Faiss is a library for efficient similarity search and clustering of dense vectors. It contains algorithms that search in sets of vectors of any size, up to ones that possibly do not fit in RAM. It also contains supporting code for evaluation and parameter tuning. Faiss is written in C++ with complete wrappers for Python. Some of the most useful algorithms are implemented on the GPU. It is developed primarily at FAIR, the fundamental AI research team of Meta.
Key Features
- Efficient Similarity Search: Faiss builds data structures in RAM for fast similarity search operations.
- Scalability: Handles datasets that do not fit in RAM.
- GPU Support: Some algorithms are implemented on the GPU for enhanced performance.

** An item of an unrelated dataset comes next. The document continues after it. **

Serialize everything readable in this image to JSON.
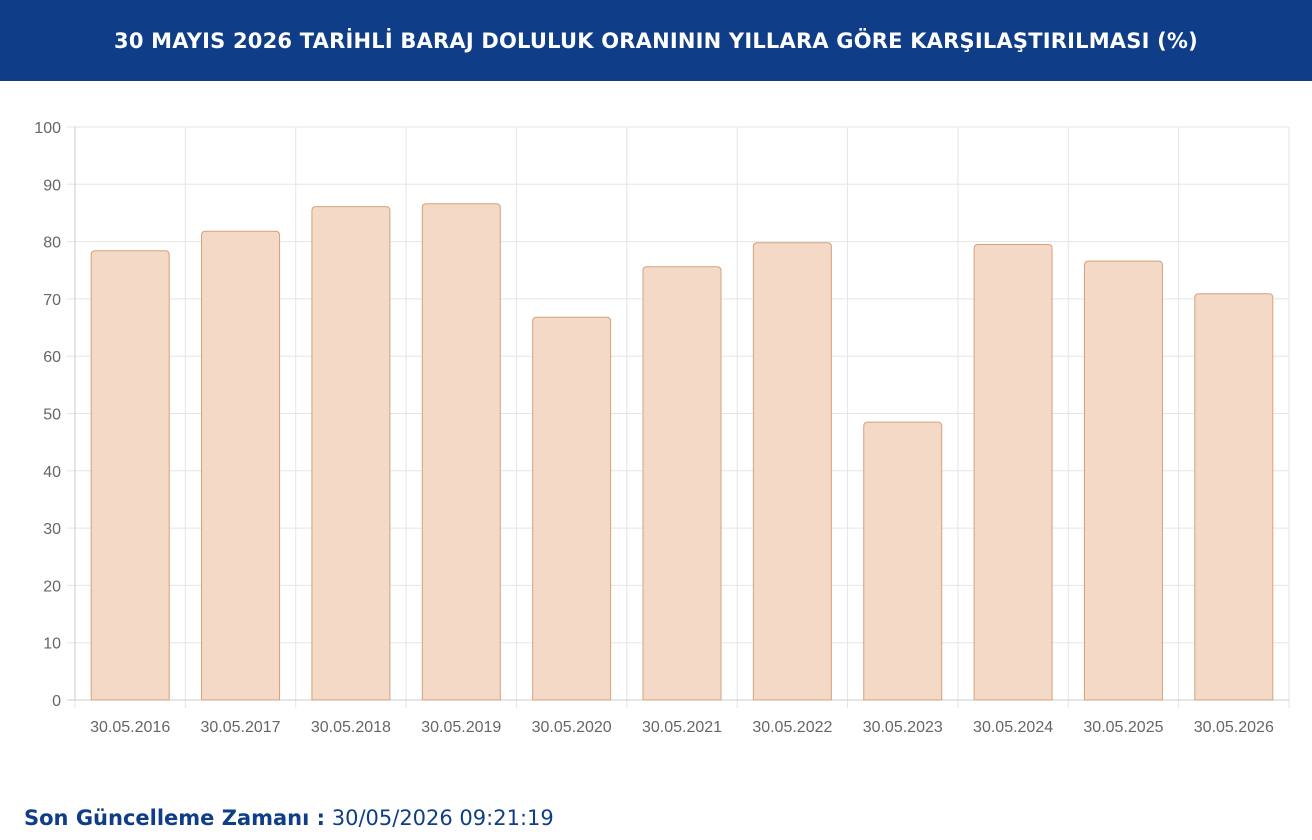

- Multiple Search Types: Supports various search operations like nearest neighbor search, batch processing, and range search.
- Quantization Techniques: Implements methods like product quantization for efficient vector compression and distance computation.
- Research Foundations: Based on years of research, incorporating methods from various academic papers.
Use Cases
- Large-scale Data Processing: Ideal for applications requiring fast similarity search in large datasets.
- Machine Learning: Useful for tasks involving vector similarity, such as recommendation systems and image retrieval.
- AI Research: Provides tools for evaluating and tuning parameters in AI models.